Ludzie mieszkają w mieszkaniach zagrzybionych, zimnych, wilgotnych, które często nie mają toalet i łazienek. Które po prostu w godność ludzką uderzają.
Lokatorzy są często (przez administrację) wprowadzani w błąd. Nie mają najmniejszego poczucia bezpieczeństwa. Często biorą kredyty, aby zachować mieszkania, które potem i tak są im odbierane”.
Na koniec pierwszego dnia Kongresu odczytano list do Prezydentki Łodzi, Pani Hanny Zdanowskiej. Poszerzenie zasobu komunalnego, jego dostępność i stan techniczny, były w nim kluczowe.

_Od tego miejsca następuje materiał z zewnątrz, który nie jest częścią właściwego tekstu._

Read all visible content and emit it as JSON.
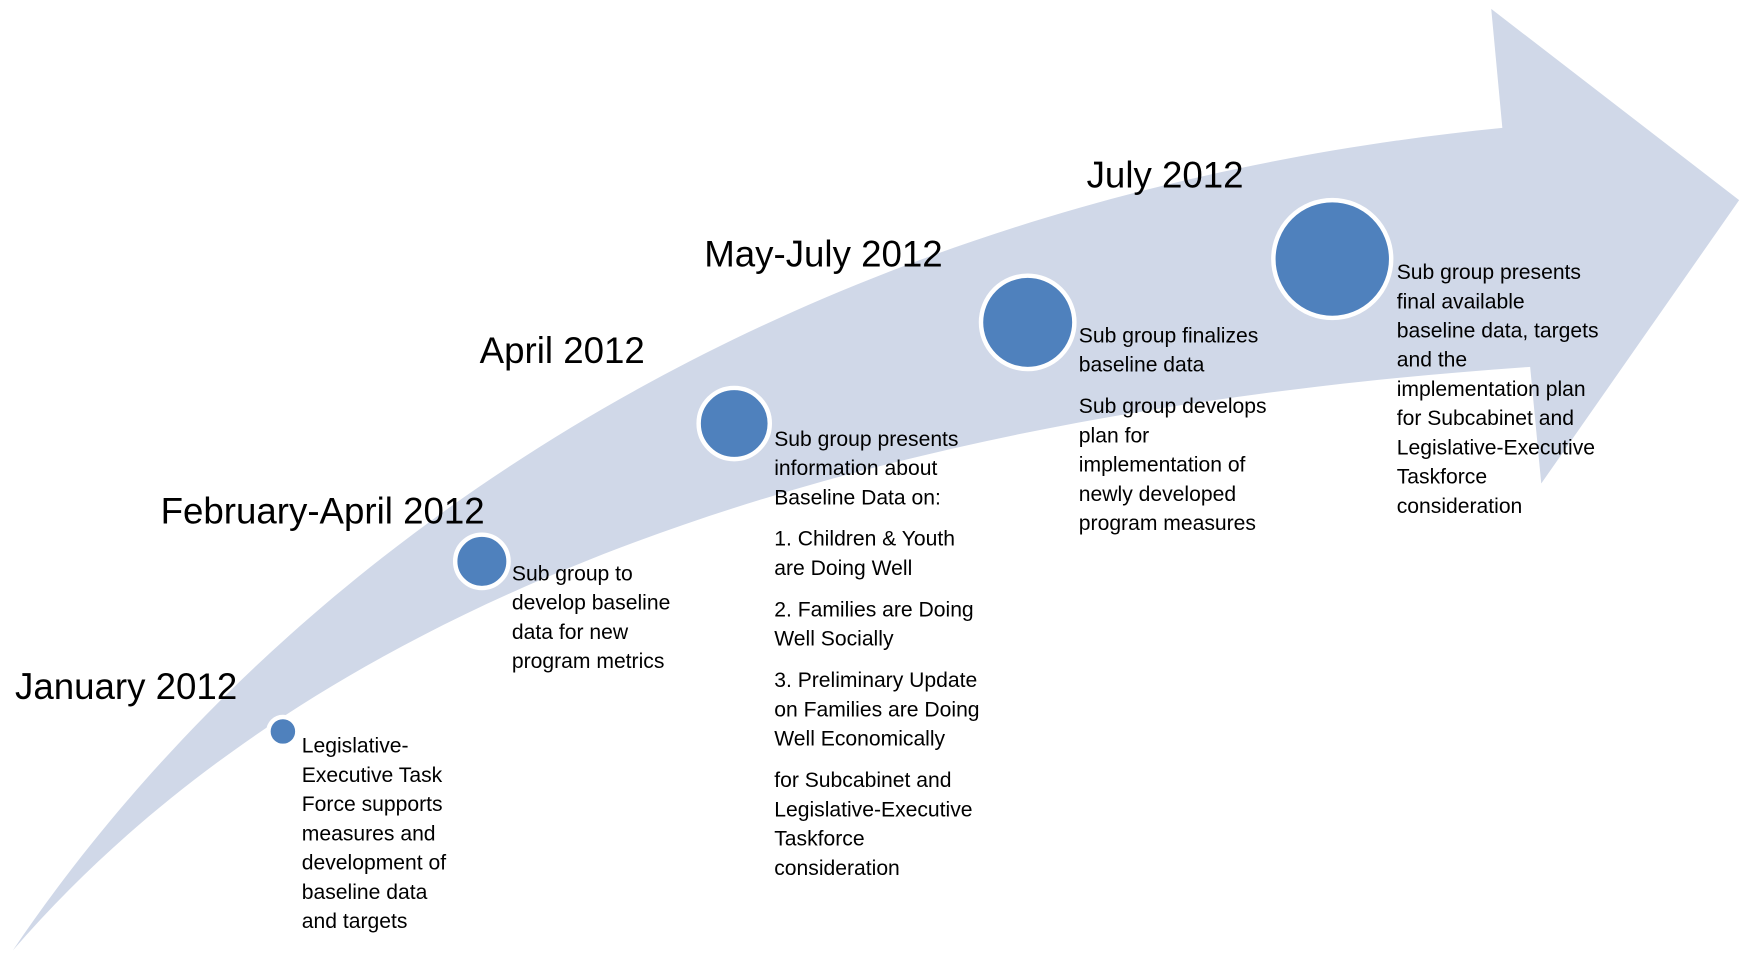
{
  "milestones": [
    {
      "date": "January 2012",
      "paragraphs": [
        [
          "Legislative-",
          "Executive Task",
          "Force supports",
          "measures and",
          "development of",
          "baseline data",
          "and targets"
        ]
      ]
    },
    {
      "date": "February-April 2012",
      "paragraphs": [
        [
          "Sub group to",
          "develop baseline",
          "data for new",
          "program metrics"
        ]
      ]
    },
    {
      "date": "April 2012",
      "paragraphs": [
        [
          "Sub group presents",
          "information about",
          "Baseline Data  on:"
        ],
        [
          "1.  Children & Youth",
          "are Doing Well"
        ],
        [
          "2.  Families are Doing",
          "Well Socially"
        ],
        [
          "3.  Preliminary Update",
          "on Families are Doing",
          "Well Economically"
        ],
        [
          "for Subcabinet and",
          "Legislative-Executive",
          "Taskforce",
          "consideration"
        ]
      ]
    },
    {
      "date": "May-July  2012",
      "paragraphs": [
        [
          "Sub group finalizes",
          "baseline data"
        ],
        [
          "Sub group develops",
          "plan for",
          "implementation of",
          "newly developed",
          "program measures"
        ]
      ]
    },
    {
      "date": "July 2012",
      "paragraphs": [
        [
          "Sub group presents",
          "final available",
          "baseline data, targets",
          "and the",
          "implementation plan",
          "for Subcabinet and",
          "Legislative-Executive",
          "Taskforce",
          "consideration"
        ]
      ]
    }
  ]
}
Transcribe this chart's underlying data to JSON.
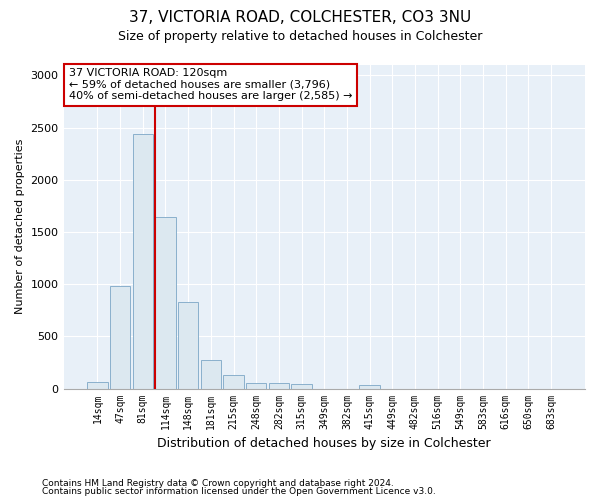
{
  "title1": "37, VICTORIA ROAD, COLCHESTER, CO3 3NU",
  "title2": "Size of property relative to detached houses in Colchester",
  "xlabel": "Distribution of detached houses by size in Colchester",
  "ylabel": "Number of detached properties",
  "categories": [
    "14sqm",
    "47sqm",
    "81sqm",
    "114sqm",
    "148sqm",
    "181sqm",
    "215sqm",
    "248sqm",
    "282sqm",
    "315sqm",
    "349sqm",
    "382sqm",
    "415sqm",
    "449sqm",
    "482sqm",
    "516sqm",
    "549sqm",
    "583sqm",
    "616sqm",
    "650sqm",
    "683sqm"
  ],
  "values": [
    65,
    980,
    2440,
    1640,
    830,
    270,
    130,
    55,
    50,
    45,
    0,
    0,
    30,
    0,
    0,
    0,
    0,
    0,
    0,
    0,
    0
  ],
  "bar_color": "#dce8f0",
  "bar_edge_color": "#8ab0cc",
  "vline_x_index": 3,
  "vline_color": "#cc0000",
  "annotation_text": "37 VICTORIA ROAD: 120sqm\n← 59% of detached houses are smaller (3,796)\n40% of semi-detached houses are larger (2,585) →",
  "annotation_box_facecolor": "#ffffff",
  "annotation_box_edgecolor": "#cc0000",
  "ylim": [
    0,
    3100
  ],
  "yticks": [
    0,
    500,
    1000,
    1500,
    2000,
    2500,
    3000
  ],
  "footer1": "Contains HM Land Registry data © Crown copyright and database right 2024.",
  "footer2": "Contains public sector information licensed under the Open Government Licence v3.0.",
  "background_color": "#ffffff",
  "plot_bg_color": "#e8f0f8",
  "grid_color": "#ffffff",
  "title1_fontsize": 11,
  "title2_fontsize": 9,
  "ylabel_fontsize": 8,
  "xlabel_fontsize": 9
}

Co ważne SKK opracowuje postulaty. Na bazie przeprowadzonych rozmów, formułowane są konkretne potrzeby, dotyczące płac, warunków zatrudnienia, liczenia czasu pracy, czy minimalnych kryteriów w lokalach miejskich.
Drugi dzień SKK, to między innymi Manifa.
SKK zorganizował Ogólnopolski Związek Zawodowy Inicjatywa Pracownicza, a obecne były działaczki ze Stowarzyszeń Lokatorów, OZZ inicjatywy Pracowniczej, Konfederacji Pracy, Stowarzyszenia BEZ.